HOAs cannot impose late fees or interest on fines. Perhaps unintended, these changes will result in disabling virtually all enforcement of HOA rules.

This is way too large a policy change to have escaped full deliberation. It is mind-boggling to realize that instead of not being able to park my car in the street or driveway (I would be fined $500 a month), I can now go out and get the 34-foot Winnebago that I’ve wanted and park it in front of my neighbor’s house (I’m on a cul-du-sac).

I may be subject to a $100 fine, but that’s only half of what it would cost me at the storage lot, five miles away.

This legislation will disable a critical responsibility for HOAs to control architectural changes or to protect homeowners from improper intrusions from neighbors. Eventually, it will lead to reduced property valuations.

HOAs are led by the homeowners. They always have a remedy against overzealous leaders. They can vote them out. We don’t have to destroy a 40-year-old, highly effective system because a few HOAs won’t elect good board members.

This outrageous legislation, and the 2023 legislation that tries to change how we pay for electricity (AB-205), should not have been slipped in through the back door without comprehensive debate.

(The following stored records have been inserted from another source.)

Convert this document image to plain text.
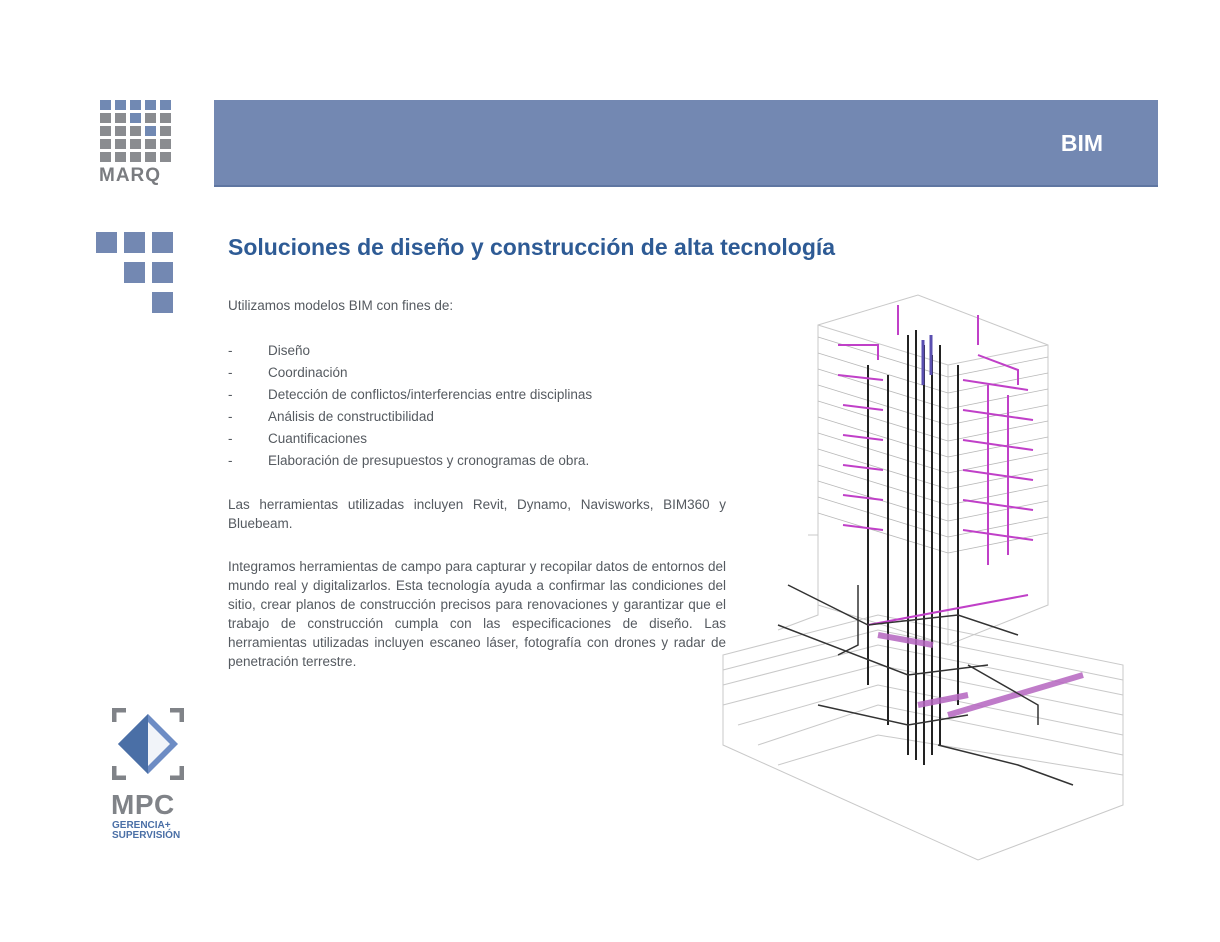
MARQ
BIM
Soluciones de diseño y construcción de alta tecnología
Utilizamos modelos BIM con fines de:
-	Diseño
-	Coordinación
-	Detección de conflictos/interferencias entre disciplinas
-	Análisis de constructibilidad
-	Cuantificaciones
-	Elaboración de presupuestos y cronogramas de obra.
Las herramientas utilizadas incluyen Revit, Dynamo, Navisworks, BIM360 y Bluebeam.
Integramos herramientas de campo para capturar y recopilar datos de entornos del mundo real y digitalizarlos. Esta tecnología ayuda a confirmar las condiciones del sitio, crear planos de construcción precisos para renovaciones y garantizar que el trabajo de construcción cumpla con las especificaciones de diseño. Las herramientas utilizadas incluyen escaneo láser, fotografía con drones y radar de penetración terrestre.
MPC
GERENCIA+
SUPERVISIÓN
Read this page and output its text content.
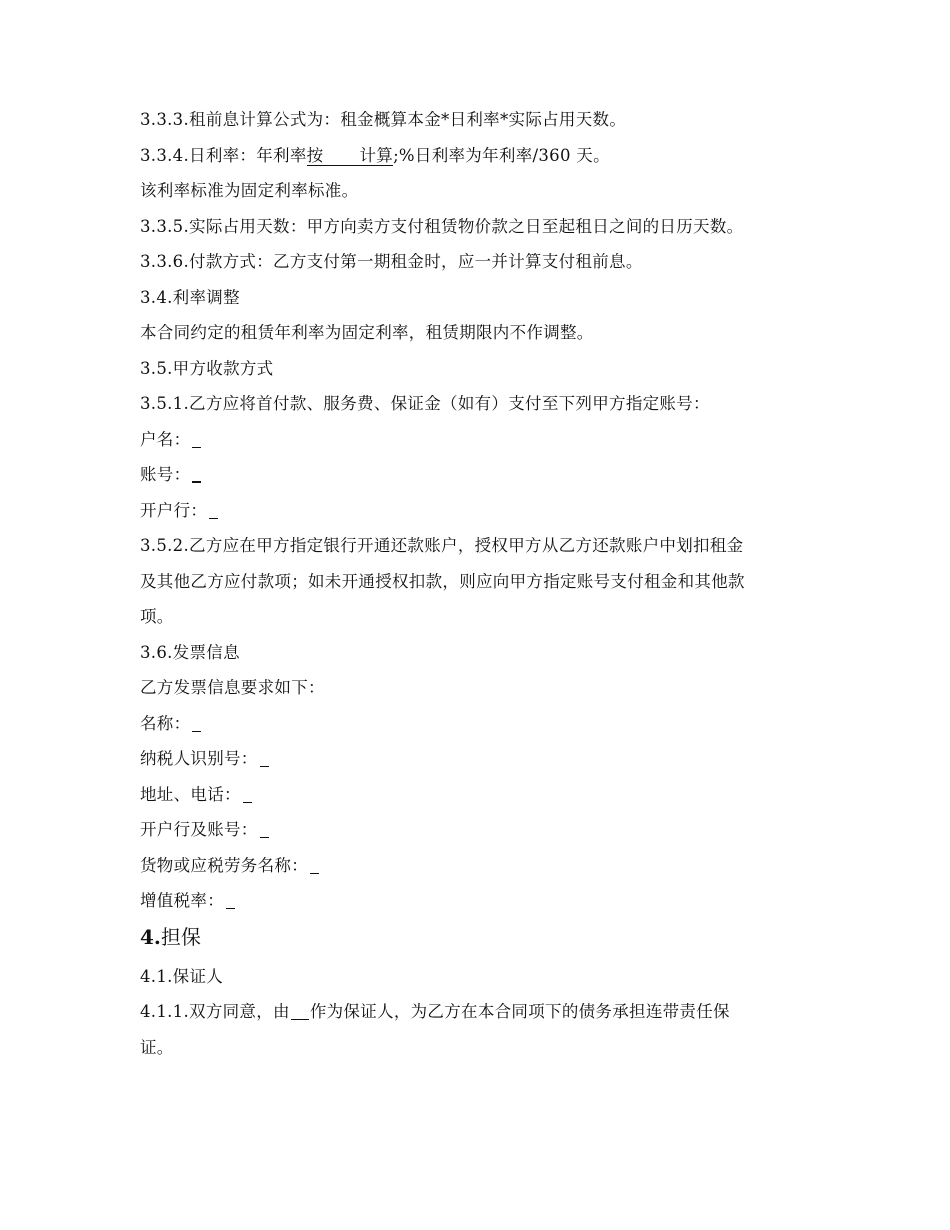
3.3.3.租前息计算公式为：租金概算本金*日利率*实际占用天数。
3.3.4.日利率：年利率按 计算;%日利率为年利率/360 天。
该利率标准为固定利率标准。
3.3.5.实际占用天数：甲方向卖方支付租赁物价款之日至起租日之间的日历天数。
3.3.6.付款方式：乙方支付第一期租金时，应一并计算支付租前息。
3.4.利率调整
本合同约定的租赁年利率为固定利率，租赁期限内不作调整。
3.5.甲方收款方式
3.5.1.乙方应将首付款、服务费、保证金（如有）支付至下列甲方指定账号：
户名：
账号：
开户行：
3.5.2.乙方应在甲方指定银行开通还款账户，授权甲方从乙方还款账户中划扣租金
及其他乙方应付款项；如未开通授权扣款，则应向甲方指定账号支付租金和其他款
项。
3.6.发票信息
乙方发票信息要求如下：
名称：
纳税人识别号：
地址、电话：
开户行及账号：
货物或应税劳务名称：
增值税率：
4.担保
4.1.保证人
4.1.1.双方同意，由 作为保证人，为乙方在本合同项下的债务承担连带责任保
证。
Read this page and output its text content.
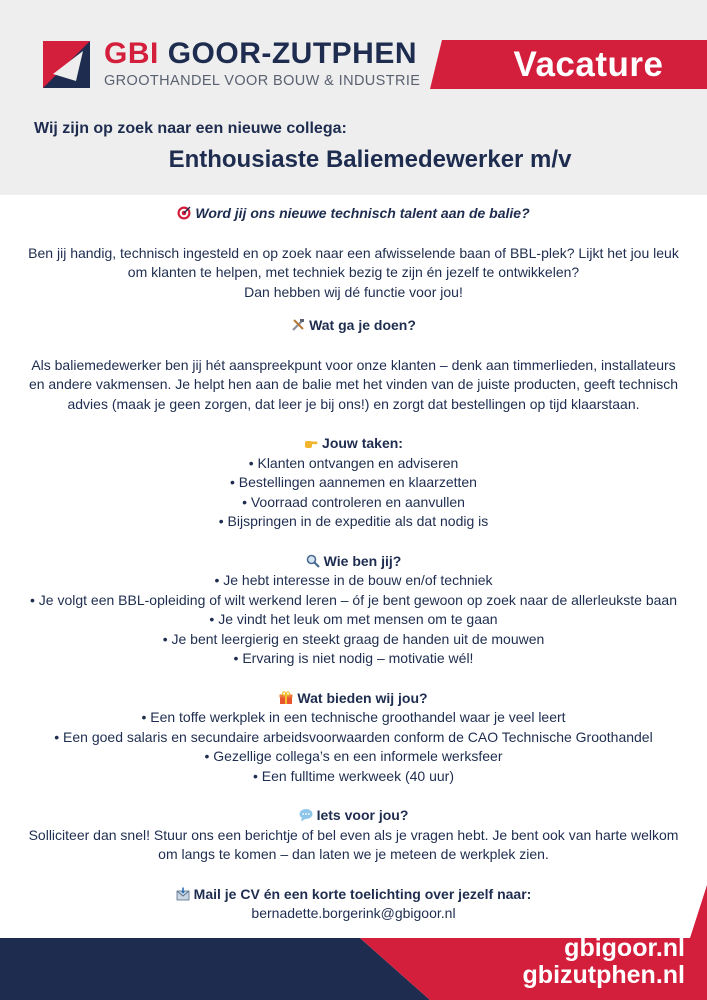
GBI GOOR-ZUTPHEN
GROOTHANDEL VOOR BOUW & INDUSTRIE	Vacature
Wij zijn op zoek naar een nieuwe collega:
Enthousiaste Baliemedewerker m/v

Word jij ons nieuwe technisch talent aan de balie?

Ben jij handig, technisch ingesteld en op zoek naar een afwisselende baan of BBL-plek? Lijkt het jou leuk

om klanten te helpen, met techniek bezig te zijn én jezelf te ontwikkelen?

Dan hebben wij dé functie voor jou!

Wat ga je doen?

Als baliemedewerker ben jij hét aanspreekpunt voor onze klanten – denk aan timmerlieden, installateurs

en andere vakmensen. Je helpt hen aan de balie met het vinden van de juiste producten, geeft technisch

advies (maak je geen zorgen, dat leer je bij ons!) en zorgt dat bestellingen op tijd klaarstaan.

Jouw taken:

• Klanten ontvangen en adviseren

• Bestellingen aannemen en klaarzetten

• Voorraad controleren en aanvullen

• Bijspringen in de expeditie als dat nodig is

Wie ben jij?

• Je hebt interesse in de bouw en/of techniek

• Je volgt een BBL-opleiding of wilt werkend leren – óf je bent gewoon op zoek naar de allerleukste baan

• Je vindt het leuk om met mensen om te gaan

• Je bent leergierig en steekt graag de handen uit de mouwen

• Ervaring is niet nodig – motivatie wél!

Wat bieden wij jou?

• Een toffe werkplek in een technische groothandel waar je veel leert

• Een goed salaris en secundaire arbeidsvoorwaarden conform de CAO Technische Groothandel

• Gezellige collega’s en een informele werksfeer

• Een fulltime werkweek (40 uur)

Iets voor jou?

Solliciteer dan snel! Stuur ons een berichtje of bel even als je vragen hebt. Je bent ook van harte welkom

om langs te komen – dan laten we je meteen de werkplek zien.

Mail je CV én een korte toelichting over jezelf naar:

bernadette.borgerink@gbigoor.nl

gbigoor.nl
gbizutphen.nl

Our legislative leaders are at fault here.

I had a chance to ask former City Attorney Mara Elliott, candidate for state Senate District 40, to comment. Here is her reply.

“I agree on two points: public engagement is essential, particularly when changing laws that impact so many of us, and HOAs can play a very important role in preserving peace, safety, and aesthetics in neighborhoods. However, many of us have fallen victim to overzealous boards that issue ambiguous or unwarranted notices of violation, or duck responsibility for common areas, causing homeowners to incur legal costs when holding such HOAs accountable.

“I am concerned that HOAs will not back down and will instead enforce through the courts, causing homeowners to spend precious time and money on lengthy legal disputes,” she said.

In response, I acknowledge that the abuses, although not prevalent, are serious enough to warrant amendment of Davis-Stirling. However, the changes per AB130/SB131 have taken away the rights of healthy HOA boards to maintain their communities. Discussion of the bill prior to voting might have found the right balance. What transpired in the darkness was not to fix weaknesses in the law, but to disembowel it.